In less than a decade, Mark E. Thompson’s work in synthesizing materials for organic light-emitting diodes (OLEDs) has gone from lab bench to smartphone screens.
Now a professor of chemistry at the University of Southern California, Thompson entered the University of California, Berkeley, as an undergraduate with the intention of becoming a high school chemistry teacher like his father. But one day, as he was explaining quantum mechanics to his dad, Thompson realized he didn’t want to stop at a bachelor’s degree. He wanted to continue exploring and expanding his knowledge. “That’s why I went to graduate school, and that’s why I wound up in the job that I’m in,” he says.
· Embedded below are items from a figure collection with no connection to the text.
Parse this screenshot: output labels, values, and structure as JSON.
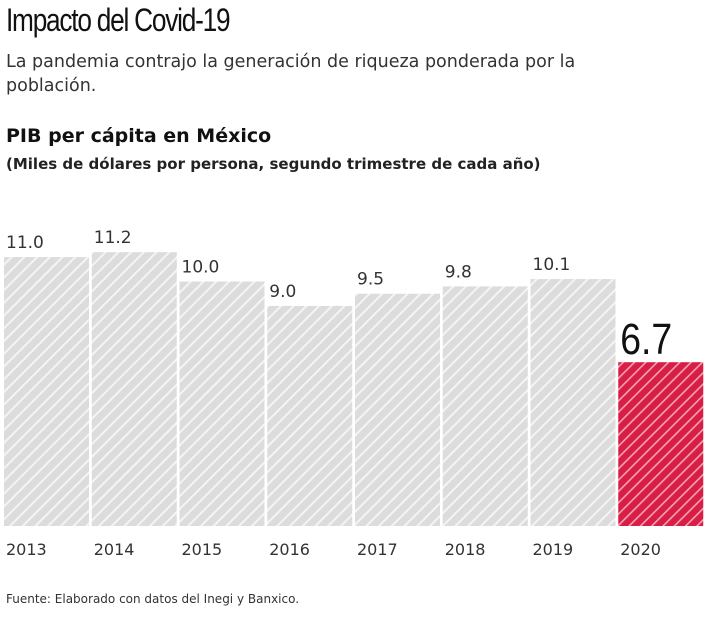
{
  "title": "Impacto del Covid-19",
  "subtitle": "La pandemia contrajo la generación de riqueza ponderada por la población.",
  "source": "Fuente: Elaborado con datos del Inegi y Banxico.",
  "chart_data": {
    "type": "bar",
    "title": "PIB per cápita en México",
    "ylabel": "(Miles de dólares por persona, segundo trimestre de cada año)",
    "categories": [
      "2013",
      "2014",
      "2015",
      "2016",
      "2017",
      "2018",
      "2019",
      "2020"
    ],
    "values": [
      11.0,
      11.2,
      10.0,
      9.0,
      9.5,
      9.8,
      10.1,
      6.7
    ],
    "value_labels": [
      "11.0",
      "11.2",
      "10.0",
      "9.0",
      "9.5",
      "9.8",
      "10.1",
      "6.7"
    ],
    "ylim": [
      0,
      11.2
    ],
    "grid": false,
    "colors": {
      "default": "#dcdcdc",
      "highlight": "#d81e45"
    },
    "highlight_index": 7
  }
}
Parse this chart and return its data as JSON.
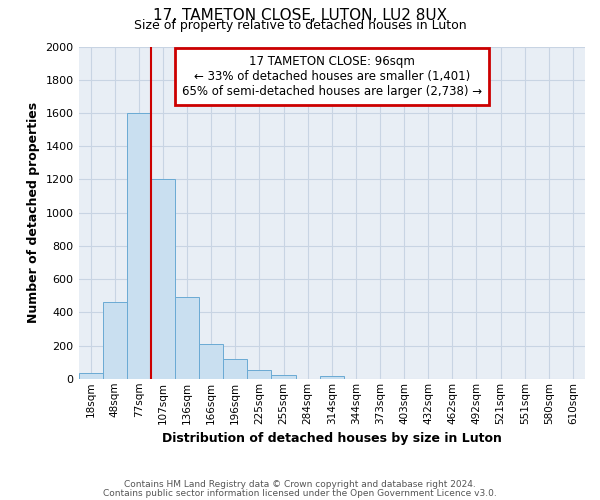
{
  "title": "17, TAMETON CLOSE, LUTON, LU2 8UX",
  "subtitle": "Size of property relative to detached houses in Luton",
  "xlabel": "Distribution of detached houses by size in Luton",
  "ylabel": "Number of detached properties",
  "bar_labels": [
    "18sqm",
    "48sqm",
    "77sqm",
    "107sqm",
    "136sqm",
    "166sqm",
    "196sqm",
    "225sqm",
    "255sqm",
    "284sqm",
    "314sqm",
    "344sqm",
    "373sqm",
    "403sqm",
    "432sqm",
    "462sqm",
    "492sqm",
    "521sqm",
    "551sqm",
    "580sqm",
    "610sqm"
  ],
  "bar_values": [
    35,
    460,
    1600,
    1200,
    490,
    210,
    120,
    50,
    20,
    0,
    15,
    0,
    0,
    0,
    0,
    0,
    0,
    0,
    0,
    0,
    0
  ],
  "bar_color": "#c9dff0",
  "bar_edge_color": "#6aaad4",
  "grid_color": "#c8d4e3",
  "bg_color": "#e8eef5",
  "plot_bg_color": "#e8eef5",
  "red_line_x": 2.5,
  "annotation_line1": "17 TAMETON CLOSE: 96sqm",
  "annotation_line2": "← 33% of detached houses are smaller (1,401)",
  "annotation_line3": "65% of semi-detached houses are larger (2,738) →",
  "annotation_box_color": "#ffffff",
  "annotation_box_edge": "#cc0000",
  "ylim": [
    0,
    2000
  ],
  "yticks": [
    0,
    200,
    400,
    600,
    800,
    1000,
    1200,
    1400,
    1600,
    1800,
    2000
  ],
  "footer1": "Contains HM Land Registry data © Crown copyright and database right 2024.",
  "footer2": "Contains public sector information licensed under the Open Government Licence v3.0."
}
At California Institute of Technology, Thompson did his graduate research in organometallic catalysis and received a Ph.D. in inorganic chemistry in 1985. “Then I did a postdoc thinking I was going to do something as dramatic as shift from early-transition-metal chemistry to late-transition-metal chemistry,” he says. Instead, while working at Oxford University with Malcolm L. H. Green, his focus shifted more dramatically toward the burgeoning field of materials chemistry.
Thompson brought that interest to Princeton University, where he started as an assistant professor in 1987. There, he began a long-term collaboration with physicist Stephen R. Forrest, then also at Princeton and now a professor at the University of Michigan, Ann Arbor. Forrest was interested in testing new materials for OLEDs—materials that Thompson had the ability to synthesize.
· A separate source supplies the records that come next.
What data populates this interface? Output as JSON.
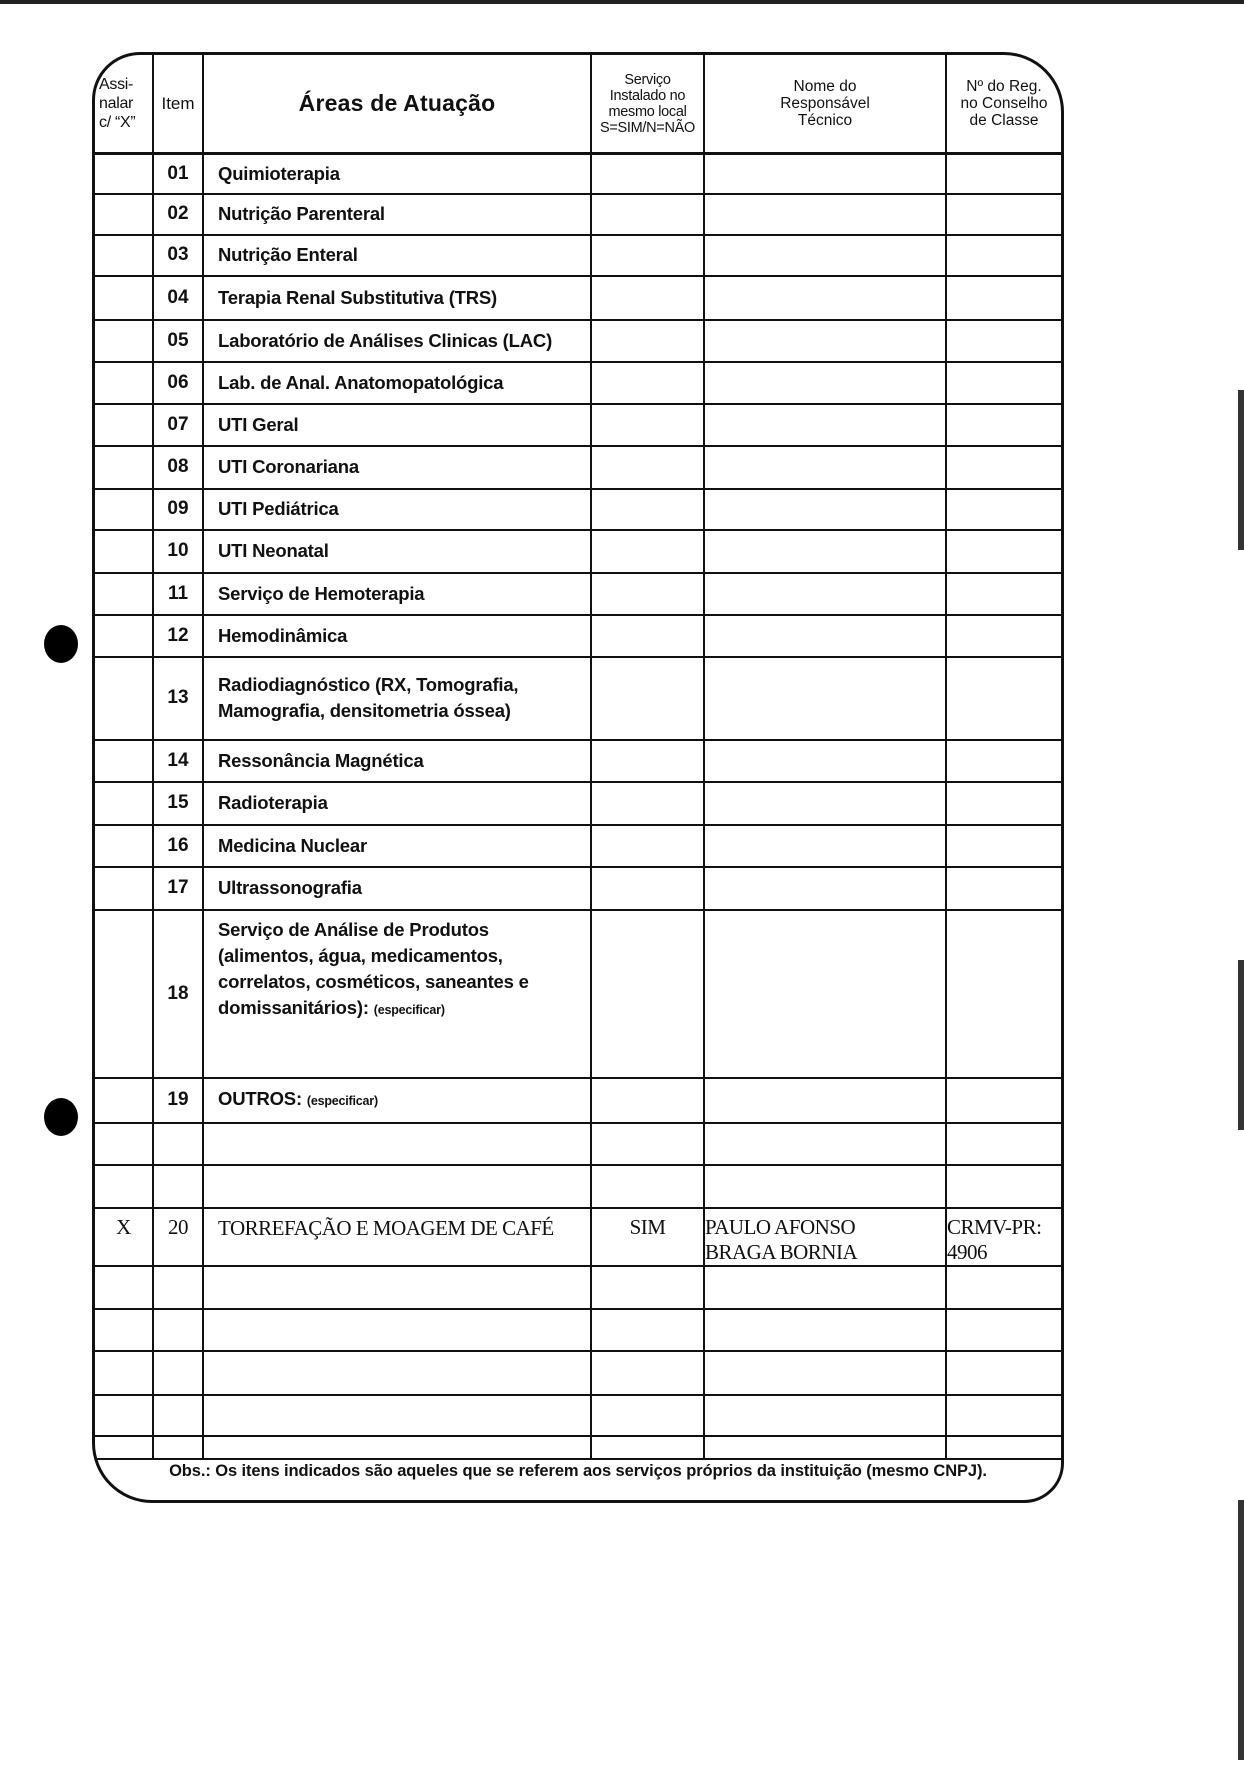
{
  "header": {
    "mark": "Assi-\nnalar\nc/ “X”",
    "item": "Item",
    "areas": "Áreas de Atuação",
    "service": "Serviço\nInstalado no\nmesmo local\nS=SIM/N=NÃO",
    "responsible": "Nome do\nResponsável\nTécnico",
    "registry": "Nº do Reg.\nno Conselho\nde Classe"
  },
  "rows": [
    {
      "item": "01",
      "area": "Quimioterapia"
    },
    {
      "item": "02",
      "area": "Nutrição Parenteral"
    },
    {
      "item": "03",
      "area": "Nutrição Enteral"
    },
    {
      "item": "04",
      "area": "Terapia Renal Substitutiva (TRS)"
    },
    {
      "item": "05",
      "area": "Laboratório de Análises Clinicas (LAC)"
    },
    {
      "item": "06",
      "area": "Lab. de Anal. Anatomopatológica"
    },
    {
      "item": "07",
      "area": "UTI Geral"
    },
    {
      "item": "08",
      "area": "UTI Coronariana"
    },
    {
      "item": "09",
      "area": "UTI Pediátrica"
    },
    {
      "item": "10",
      "area": "UTI Neonatal"
    },
    {
      "item": "11",
      "area": "Serviço de Hemoterapia"
    },
    {
      "item": "12",
      "area": "Hemodinâmica"
    },
    {
      "item": "13",
      "area": "Radiodiagnóstico (RX, Tomografia,\nMamografia, densitometria óssea)"
    },
    {
      "item": "14",
      "area": "Ressonância Magnética"
    },
    {
      "item": "15",
      "area": "Radioterapia"
    },
    {
      "item": "16",
      "area": "Medicina Nuclear"
    },
    {
      "item": "17",
      "area": "Ultrassonografia"
    },
    {
      "item": "18",
      "area": "Serviço de Análise de Produtos\n(alimentos, água, medicamentos,\ncorrelatos, cosméticos, saneantes e\ndomissanitários):",
      "note": "(especificar)"
    },
    {
      "item": "19",
      "area": "OUTROS:",
      "note": "(especificar)"
    },
    {},
    {},
    {
      "mark": "X",
      "item": "20",
      "area": "TORREFAÇÃO E MOAGEM DE CAFÉ",
      "service": "SIM",
      "responsible": "PAULO AFONSO\nBRAGA BORNIA",
      "registry": "CRMV-PR:\n4906",
      "typed": true
    },
    {},
    {},
    {},
    {},
    {}
  ],
  "obs": "Obs.: Os itens indicados são aqueles que se referem aos serviços próprios da instituição (mesmo CNPJ)."
}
Thompson and Forrest developed a systematic approach in which they would decide what they wanted to learn and what materials parameter they’d need to vary to get an answer. Thompson’s group would synthesize and purify the compounds, and Forrest’s group would use them to make devices.
That approach led to their biggest contribution to the field of OLEDs. In the 1990s, researchers understood that OLED materials generate both singlet and triplet excited states in response to the application of electricity. But devices at the time only made use of the singlet excitons, which limited their efficiency at converting electricity to light. “We needed to find things that emit from triplet excited states very efficiently, and that’s where my background in inorganic chemistry came in handy,” says Thompson, who is now 57. He moved to USC in 1995, but the fruitful collaboration continued.
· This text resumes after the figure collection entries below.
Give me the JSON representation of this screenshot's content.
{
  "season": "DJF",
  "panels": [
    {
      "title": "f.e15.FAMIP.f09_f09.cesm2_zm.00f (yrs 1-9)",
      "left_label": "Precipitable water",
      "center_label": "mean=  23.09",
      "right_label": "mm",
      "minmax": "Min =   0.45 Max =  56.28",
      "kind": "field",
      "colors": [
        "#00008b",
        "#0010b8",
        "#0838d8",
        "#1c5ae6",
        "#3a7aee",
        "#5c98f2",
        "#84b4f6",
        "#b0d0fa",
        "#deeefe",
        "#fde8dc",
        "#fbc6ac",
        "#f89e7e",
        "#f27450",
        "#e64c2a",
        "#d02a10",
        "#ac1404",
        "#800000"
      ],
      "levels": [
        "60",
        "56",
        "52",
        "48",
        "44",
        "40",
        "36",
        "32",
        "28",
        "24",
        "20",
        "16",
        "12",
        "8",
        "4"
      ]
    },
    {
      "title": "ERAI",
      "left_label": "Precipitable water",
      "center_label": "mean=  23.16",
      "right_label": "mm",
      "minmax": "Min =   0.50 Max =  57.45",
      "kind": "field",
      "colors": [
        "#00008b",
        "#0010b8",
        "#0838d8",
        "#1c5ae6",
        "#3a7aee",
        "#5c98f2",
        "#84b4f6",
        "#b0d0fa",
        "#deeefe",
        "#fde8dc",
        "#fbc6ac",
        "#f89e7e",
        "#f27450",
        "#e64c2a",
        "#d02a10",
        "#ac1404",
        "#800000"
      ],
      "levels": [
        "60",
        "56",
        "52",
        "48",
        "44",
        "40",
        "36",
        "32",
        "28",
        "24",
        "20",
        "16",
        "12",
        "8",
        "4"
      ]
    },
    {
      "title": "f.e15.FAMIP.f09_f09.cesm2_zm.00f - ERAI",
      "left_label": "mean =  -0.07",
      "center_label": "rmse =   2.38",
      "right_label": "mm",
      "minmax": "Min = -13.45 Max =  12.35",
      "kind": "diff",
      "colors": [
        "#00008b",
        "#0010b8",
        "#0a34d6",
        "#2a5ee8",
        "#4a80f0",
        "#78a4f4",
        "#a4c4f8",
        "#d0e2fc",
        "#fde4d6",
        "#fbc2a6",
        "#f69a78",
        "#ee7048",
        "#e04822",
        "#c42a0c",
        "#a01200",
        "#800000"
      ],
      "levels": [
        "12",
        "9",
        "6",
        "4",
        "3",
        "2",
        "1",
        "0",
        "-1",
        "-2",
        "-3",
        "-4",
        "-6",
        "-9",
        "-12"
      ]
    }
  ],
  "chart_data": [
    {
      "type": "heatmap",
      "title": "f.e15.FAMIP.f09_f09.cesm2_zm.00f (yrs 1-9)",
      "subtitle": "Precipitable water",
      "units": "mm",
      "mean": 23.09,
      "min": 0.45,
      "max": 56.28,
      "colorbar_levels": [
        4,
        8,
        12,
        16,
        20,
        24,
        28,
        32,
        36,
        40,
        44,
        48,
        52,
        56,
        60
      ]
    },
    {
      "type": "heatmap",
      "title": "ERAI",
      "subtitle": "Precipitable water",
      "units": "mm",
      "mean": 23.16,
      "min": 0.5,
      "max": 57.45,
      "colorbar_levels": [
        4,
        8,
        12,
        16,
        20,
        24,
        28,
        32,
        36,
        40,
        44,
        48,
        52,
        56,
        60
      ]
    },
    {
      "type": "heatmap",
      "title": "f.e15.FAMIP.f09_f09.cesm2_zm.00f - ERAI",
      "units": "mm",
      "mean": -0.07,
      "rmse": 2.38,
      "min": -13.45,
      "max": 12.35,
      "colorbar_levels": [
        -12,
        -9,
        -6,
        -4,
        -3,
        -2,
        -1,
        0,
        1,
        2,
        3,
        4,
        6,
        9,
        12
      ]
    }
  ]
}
In 1998, Thompson and Forrest demonstrated that a platinum porphyrin dye could release energy transferred from both singlet and triplet excitons, generating red light through fluorescence and phosphorescence (Nature 1998, DOI: 10.1038/25954). They then quadrupled the OLED efficiency to nearly 100% with an organometallic iridium compound (Nature 2000, DOI: 10.1038/35001541). From there, the researchers extended the work to OLEDs that glowed in a rainbow of colors and into the ultraviolet and near-infrared.
Samsung licensed the technology from Universal Display Corp., the company formed to develop the OLED research coming from the team’s labs. Now, cousins of the iridium compounds synthesized by Thompson can be found in Samsung’s popular Galaxy S4 and S5 smartphones.
“His is the first real application of organic electronics,” according to Fred Wudl, professor of chemistry and materials at UC Santa Barbara, “and without Thompson’s work, OLEDs would still be a laboratory curiosity.”
Thompson will present his award address before the Division of Inorganic Chemistry.